The S&P 500 is trading 4.3 percent above its 50-day moving average (about 1 standard deviation), and technician Chris Verrone of www.strategasrp.com believes the trend will continue. His Monday morning note to clients includes data demonstrating the S&P 500 trends to rise EVEN AFTER running above trend. In 901 observations since 1983, stocks have rallied by an average 0.8 percent over the subsequent 20 days, and 10.9 percent over 250 days.
So momentum begets momentum.
As to the question, "HOW LONG can stocks rally?" Strategist Paul Hickey of www.bespokeinvest.com effectively tells us "A lot longer." He notes the current rally has lasted 519 days without correcting more than 10 percent. This may sound like a long time, but in fact it's significantly less than rallies in the 90s and mid-2000s.
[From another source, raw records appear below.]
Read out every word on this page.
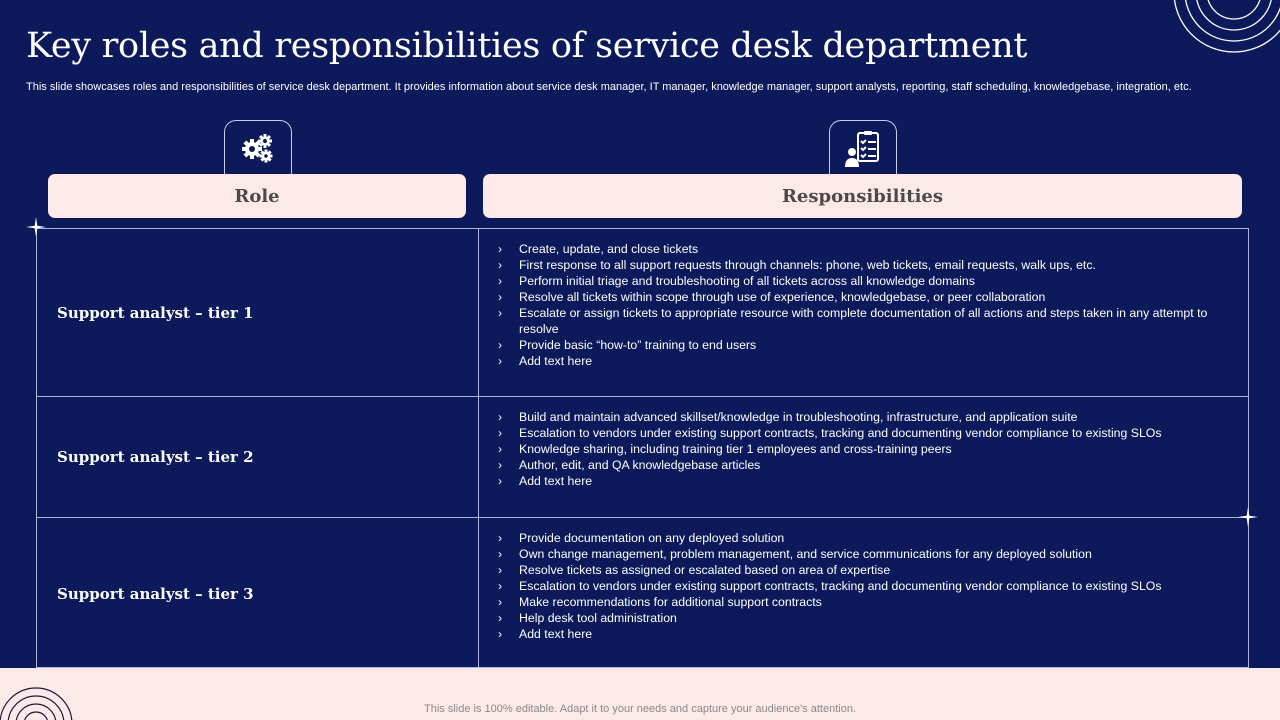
Key roles and responsibilities of service desk department

This slide showcases roles and responsibilities of service desk department. It provides information about service desk manager, IT manager, knowledge manager, support analysts, reporting, staff scheduling, knowledgebase, integration, etc.

Role	Responsibilities
Support analyst – tier 1
› Create, update, and close tickets
› First response to all support requests through channels: phone, web tickets, email requests, walk ups, etc.
› Perform initial triage and troubleshooting of all tickets across all knowledge domains
› Resolve all tickets within scope through use of experience, knowledgebase, or peer collaboration
› Escalate or assign tickets to appropriate resource with complete documentation of all actions and steps taken in any attempt to resolve
› Provide basic “how-to” training to end users
› Add text here
Support analyst – tier 2
› Build and maintain advanced skillset/knowledge in troubleshooting, infrastructure, and application suite
› Escalation to vendors under existing support contracts, tracking and documenting vendor compliance to existing SLOs
› Knowledge sharing, including training tier 1 employees and cross-training peers
› Author, edit, and QA knowledgebase articles
› Add text here
Support analyst – tier 3
› Provide documentation on any deployed solution
› Own change management, problem management, and service communications for any deployed solution
› Resolve tickets as assigned or escalated based on area of expertise
› Escalation to vendors under existing support contracts, tracking and documenting vendor compliance to existing SLOs
› Make recommendations for additional support contracts
› Help desk tool administration
› Add text here
This slide is 100% editable. Adapt it to your needs and capture your audience's attention.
They lasted 2-3 times longer.
We like rising markets, we like out performance even more. Blog readers will recall we highlighted health care as the sector with the highest returns this year on October 17, and retail as the #1 group for earnings growth from a year earlier on September 27. Today, Chris makes the case for embracing cyclicals and small caps, two groups further out on the risk spectrum which have been outperforming since May. He tells clients today these are the groups which will likely rally the most. We include charts of each relative to the S&P 500 Index in order to prove his point.
Finally, we note this morning's stronger-than-expected industrial production (0.6 percent vs. 0.4 percent estimated) and capacity utilization (78.3 percent vs 78.0 percent estimated). They provide two more sign posts of Goldilocks growth: "Just enough" without scaring the Fed. This trend is your friend.